Ainda hoje, 30 anos depois, não se pode jogar futebol ao ar livre – só em recinto fechado – em Pripiat, a cidade tornada fantasma pela explosão do reactor 4 da Central Nuclear de Tchernobil a 26 de Abril de 1986. Não vive lá ninguém, a não ser aqueles que controlam a segurança, os que trabalham no novo sarcófago de contenção do reactor que explodiu e os guias turísticos, que, por algumas centenas de euros, promovem excursões de algumas horas pela cidade deserta contaminada pela radiação. Um dos pontos de passagem destas visitas é o Estádio Avanhard, que era para ser a casa de um clube que já não existe.

Viviam cerca de 50 mil pessoas em Pripiat, então uma cidade da União das Repúblicas Socialistas Soviéticas, construída nos anos 1970 para servir de suporte à central nuclear que ficava a três quilómetros de distância. Como muitas cidades pequenas, tinha o seu clube de futebol, o FC Stroitel Pripiat. A equipa era amadora e constituída apenas por jogadores locais e jogava nas competições regionais da Ucrânia, lutando época após época pela subida aos campeonatos profissionais soviéticos.

Não andou longe, mas nunca lá chegou. Teria, no entanto, um incentivo para ajudar nesta luta, um estádio novo com capacidade para cinco mil espectadores, que seria inaugurado no dia do trabalhador, a 1 de Maio de 1986. No dia em que explodiu o reactor 4, o FC Stroitel Pripiat iria disputar em casa uma meia-final da Taça de Kiev com o Borodyanka, um jogo que nunca chegou a acontecer. E o estádio pronto a estrear ficou, como tudo na cidade, contaminado pela radiação e foi abandonado 36 horas depois da catástrofe.

Alguns dos jogadores ficaram em Pripiat para ajudar nas operações de limpeza, mas muitos outros foram para Slavutich, cidade construída de propósito para acolher os refugiados do desastre nuclear. A equipa ficou uma época sem competir e, em 1987, regressou com novo nome e nova casa, mas este FC Stroiel Slavutich durou apenas até ao final de 1988, sem grandes feitos desportivos.
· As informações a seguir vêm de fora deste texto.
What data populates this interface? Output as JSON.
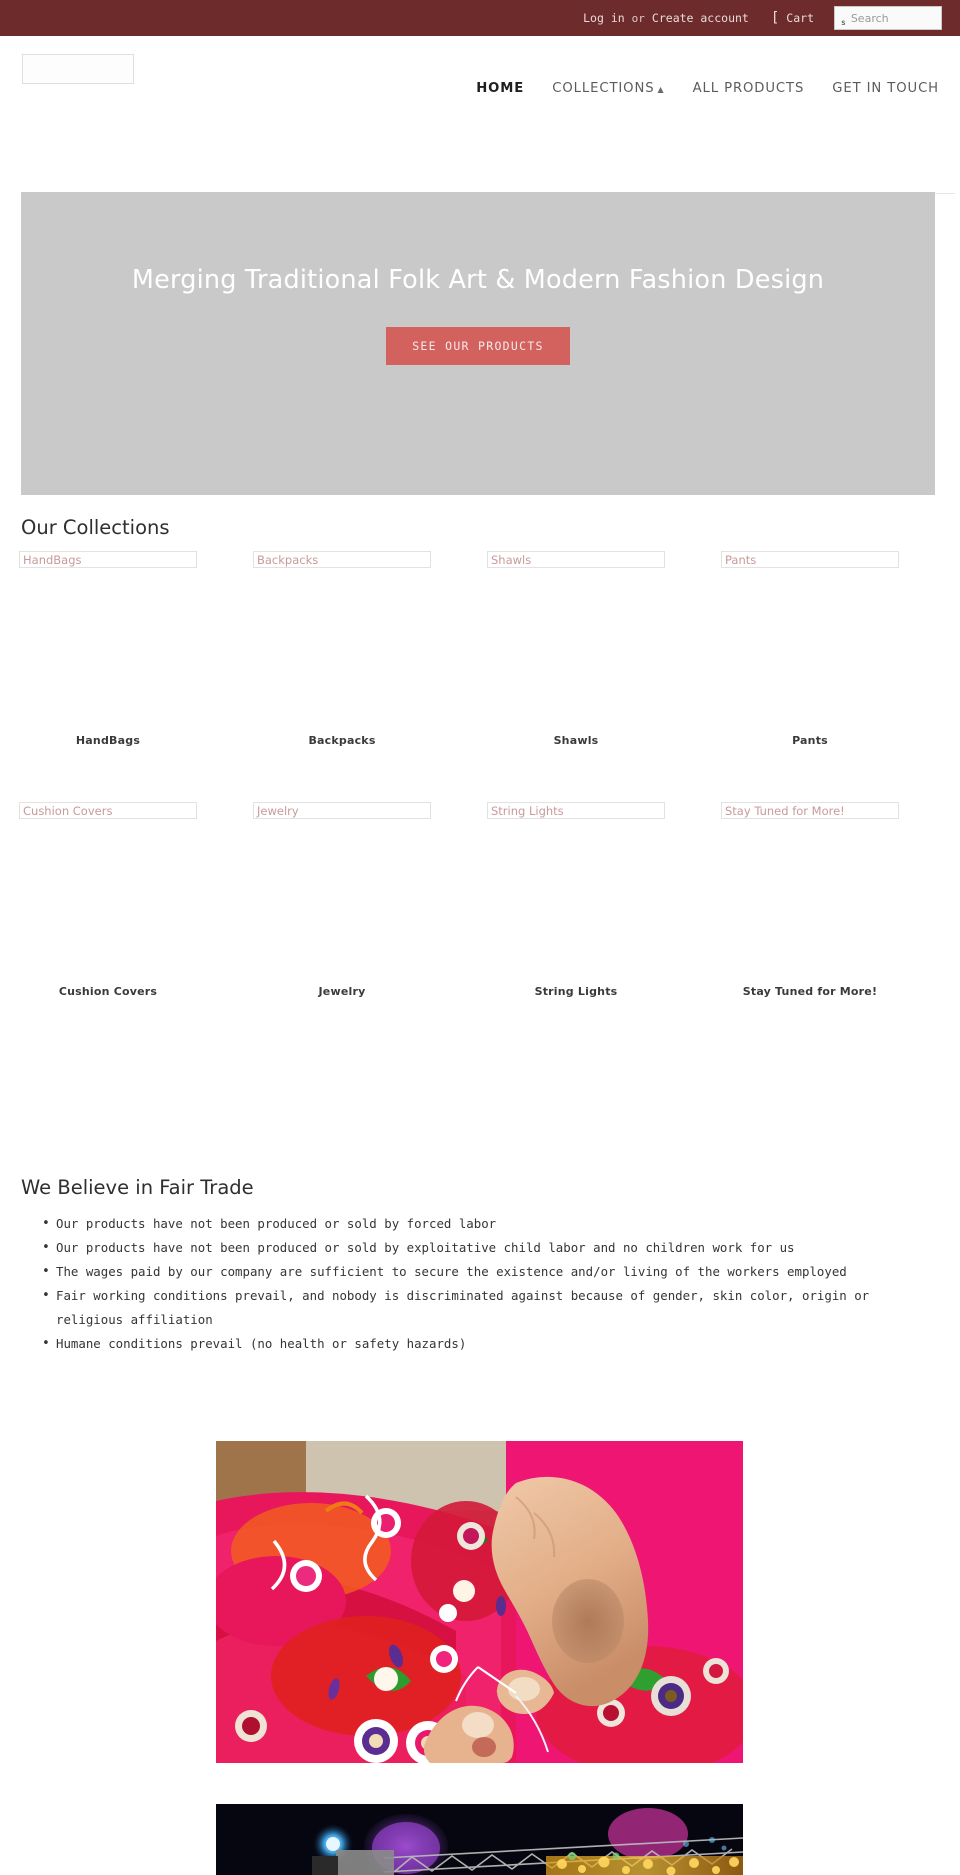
{
  "topbar": {
    "login_label": "Log in",
    "or_label": "or",
    "create_account_label": "Create account",
    "cart_icon": "cart-icon",
    "cart_glyph": "[",
    "cart_label": "Cart",
    "search_glyph": "s",
    "search_placeholder": "Search",
    "search_value": "",
    "background_color": "#6e2b2b"
  },
  "header": {
    "logo_alt": "",
    "nav": [
      {
        "label": "HOME",
        "active": true,
        "has_dropdown": false
      },
      {
        "label": "COLLECTIONS",
        "active": false,
        "has_dropdown": true,
        "caret": "▲"
      },
      {
        "label": "ALL PRODUCTS",
        "active": false,
        "has_dropdown": false
      },
      {
        "label": "GET IN TOUCH",
        "active": false,
        "has_dropdown": false
      }
    ]
  },
  "hero": {
    "title": "Merging Traditional Folk Art & Modern Fashion Design",
    "button_label": "SEE OUR PRODUCTS",
    "background_color": "#c9c9c9",
    "button_color": "#d3625f"
  },
  "collections": {
    "section_title": "Our Collections",
    "rows": [
      [
        {
          "alt": "HandBags",
          "label": "HandBags"
        },
        {
          "alt": "Backpacks",
          "label": "Backpacks"
        },
        {
          "alt": "Shawls",
          "label": "Shawls"
        },
        {
          "alt": "Pants",
          "label": "Pants"
        }
      ],
      [
        {
          "alt": "Cushion Covers",
          "label": "Cushion Covers"
        },
        {
          "alt": "Jewelry",
          "label": "Jewelry"
        },
        {
          "alt": "String Lights",
          "label": "String Lights"
        },
        {
          "alt": "Stay Tuned for More!",
          "label": "Stay Tuned for More!"
        }
      ]
    ]
  },
  "fair_trade": {
    "section_title": "We Believe in Fair Trade",
    "bullets": [
      "Our products have not been produced or sold by forced labor",
      "Our products have not been produced or sold by exploitative child labor and no children work for us",
      "The wages paid by our company are sufficient to secure the existence and/or living of the workers employed",
      "Fair working conditions prevail, and nobody is discriminated against because of gender, skin color, origin or religious affiliation",
      "Humane conditions prevail (no health or safety hazards)"
    ]
  },
  "photos": [
    {
      "name": "embroidery-photo",
      "description": "Hands stitching colorful pink and red folk embroidery"
    },
    {
      "name": "festival-photo",
      "description": "Night scene with stage lighting and colorful lit decorations"
    }
  ]
}
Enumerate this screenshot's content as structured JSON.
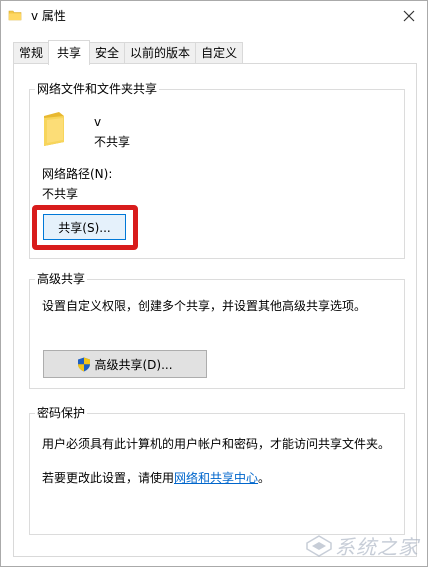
{
  "window": {
    "title": "v 属性",
    "close_symbol": "✕"
  },
  "tabs": [
    {
      "label": "常规",
      "active": false
    },
    {
      "label": "共享",
      "active": true
    },
    {
      "label": "安全",
      "active": false
    },
    {
      "label": "以前的版本",
      "active": false
    },
    {
      "label": "自定义",
      "active": false
    }
  ],
  "network_share": {
    "title": "网络文件和文件夹共享",
    "folder_name": "v",
    "status": "不共享",
    "path_label": "网络路径(N):",
    "path_value": "不共享",
    "share_button": "共享(S)..."
  },
  "advanced_share": {
    "title": "高级共享",
    "description": "设置自定义权限，创建多个共享，并设置其他高级共享选项。",
    "button": "高级共享(D)..."
  },
  "password_protection": {
    "title": "密码保护",
    "description": "用户必须具有此计算机的用户帐户和密码，才能访问共享文件夹。",
    "change_prefix": "若要更改此设置，请使用",
    "link_text": "网络和共享中心",
    "change_suffix": "。"
  },
  "watermark": {
    "text": "系统之家"
  },
  "colors": {
    "highlight": "#d81c1c",
    "link": "#0066cc",
    "folder": "#f3c848"
  }
}
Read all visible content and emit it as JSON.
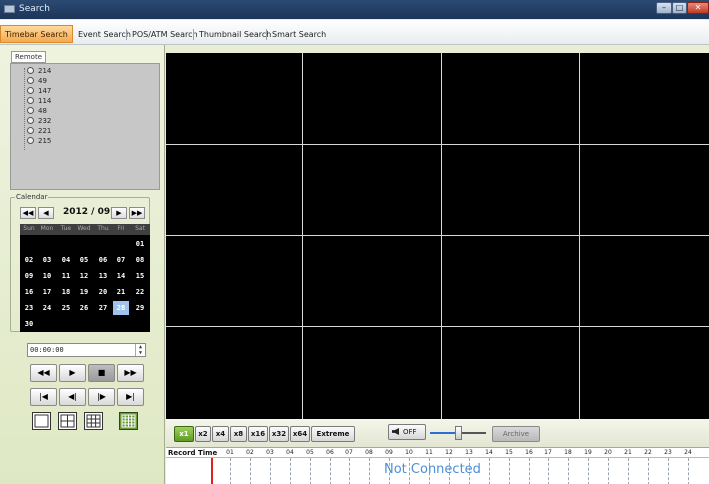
{
  "window": {
    "title": "Search",
    "controls": {
      "minimize": "–",
      "maximize": "□",
      "close": "✕"
    }
  },
  "tabs": [
    {
      "label": "Timebar Search",
      "active": true
    },
    {
      "label": "Event Search",
      "active": false
    },
    {
      "label": "POS/ATM Search",
      "active": false
    },
    {
      "label": "Thumbnail Search",
      "active": false
    },
    {
      "label": "Smart Search",
      "active": false
    }
  ],
  "remote": {
    "tab_label": "Remote",
    "cameras": [
      "214",
      "49",
      "147",
      "114",
      "48",
      "232",
      "221",
      "215"
    ]
  },
  "calendar": {
    "legend": "Calendar",
    "month_label": "2012 / 09",
    "nav": {
      "prev_year": "◀◀",
      "prev_month": "◀",
      "next_month": "▶",
      "next_year": "▶▶"
    },
    "weekdays": [
      "Sun",
      "Mon",
      "Tue",
      "Wed",
      "Thu",
      "Fri",
      "Sat"
    ],
    "weeks": [
      [
        "",
        "",
        "",
        "",
        "",
        "",
        "01"
      ],
      [
        "02",
        "03",
        "04",
        "05",
        "06",
        "07",
        "08"
      ],
      [
        "09",
        "10",
        "11",
        "12",
        "13",
        "14",
        "15"
      ],
      [
        "16",
        "17",
        "18",
        "19",
        "20",
        "21",
        "22"
      ],
      [
        "23",
        "24",
        "25",
        "26",
        "27",
        "28",
        "29"
      ],
      [
        "30",
        "",
        "",
        "",
        "",
        "",
        ""
      ]
    ],
    "selected_day": "28"
  },
  "time": {
    "value": "00:00:00",
    "spin_up": "▲",
    "spin_down": "▼"
  },
  "playback": {
    "row1": [
      "◀◀",
      "▶",
      "■",
      "▶▶"
    ],
    "row2": [
      "|◀",
      "◀|",
      "|▶",
      "▶|"
    ]
  },
  "speed": {
    "buttons": [
      "x1",
      "x2",
      "x4",
      "x8",
      "x16",
      "x32",
      "x64",
      "Extreme"
    ],
    "active": "x1",
    "mute_label": "OFF",
    "volume_level": 0.5,
    "archive_label": "Archive"
  },
  "timeline": {
    "label": "Record Time",
    "hours": [
      "01",
      "02",
      "03",
      "04",
      "05",
      "06",
      "07",
      "08",
      "09",
      "10",
      "11",
      "12",
      "13",
      "14",
      "15",
      "16",
      "17",
      "18",
      "19",
      "20",
      "21",
      "22",
      "23",
      "24"
    ],
    "status": "Not Connected"
  },
  "colors": {
    "accent": "#f5a94e",
    "selected_day": "#9ec3ee",
    "status_text": "#4b8fd6",
    "playhead": "#e02020"
  }
}
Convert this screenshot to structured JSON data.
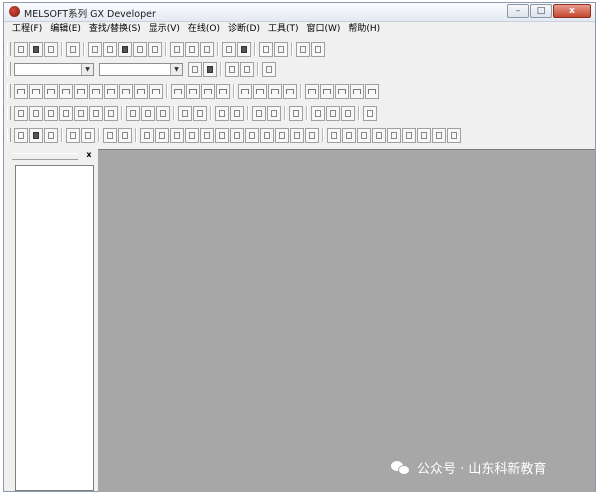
{
  "window": {
    "title": "MELSOFT系列 GX Developer",
    "controls": {
      "minimize": "–",
      "maximize": "□",
      "close": "x"
    }
  },
  "menubar": {
    "items": [
      "工程(F)",
      "编辑(E)",
      "查找/替换(S)",
      "显示(V)",
      "在线(O)",
      "诊断(D)",
      "工具(T)",
      "窗口(W)",
      "帮助(H)"
    ]
  },
  "side_panel": {
    "close_glyph": "x"
  },
  "watermark": {
    "text": "公众号 · 山东科新教育"
  }
}
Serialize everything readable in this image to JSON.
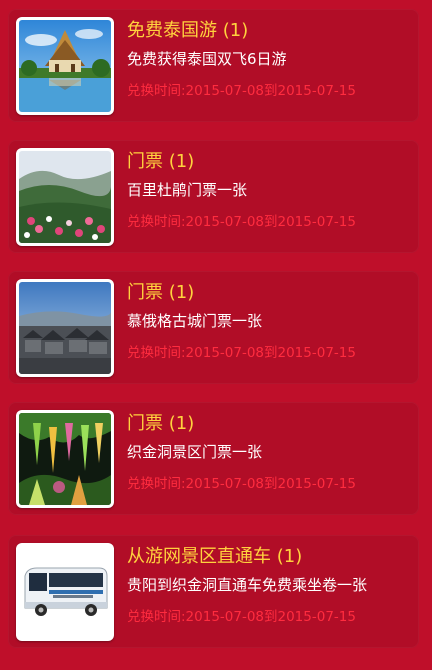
{
  "colors": {
    "background": "#bf0f2a",
    "card": "#b10d27",
    "title": "#ffd23e",
    "desc": "#ffffff",
    "date": "#ff2c3f"
  },
  "items": [
    {
      "title": "免费泰国游 (1)",
      "desc": "免费获得泰国双飞6日游",
      "date": "兑换时间:2015-07-08到2015-07-15",
      "image": "thai-temple-image"
    },
    {
      "title": "门票 (1)",
      "desc": "百里杜鹃门票一张",
      "date": "兑换时间:2015-07-08到2015-07-15",
      "image": "azalea-hills-image"
    },
    {
      "title": "门票 (1)",
      "desc": "慕俄格古城门票一张",
      "date": "兑换时间:2015-07-08到2015-07-15",
      "image": "ancient-town-image"
    },
    {
      "title": "门票 (1)",
      "desc": "织金洞景区门票一张",
      "date": "兑换时间:2015-07-08到2015-07-15",
      "image": "cave-image"
    },
    {
      "title": "从游网景区直通车 (1)",
      "desc": "贵阳到织金洞直通车免费乘坐卷一张",
      "date": "兑换时间:2015-07-08到2015-07-15",
      "image": "bus-image"
    }
  ]
}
O estádio novo que nunca foi usado foi-se degradando e, quando os níveis de radiação baixaram para permitir algum turismo na região, e passou a ser parte integrante das excursões, tal como o parque de diversões abandonado que é o local mais conhecido da cidade radioactiva. Tudo o que resta é uma bancada que nunca teve um único espectador a ver futebol e uma torre de iluminação ferrugenta que também nunca teve uso. A natureza impôs-se ao recinto, cobrindo totalmente o rectângulo onde nunca ninguém marcou um golo.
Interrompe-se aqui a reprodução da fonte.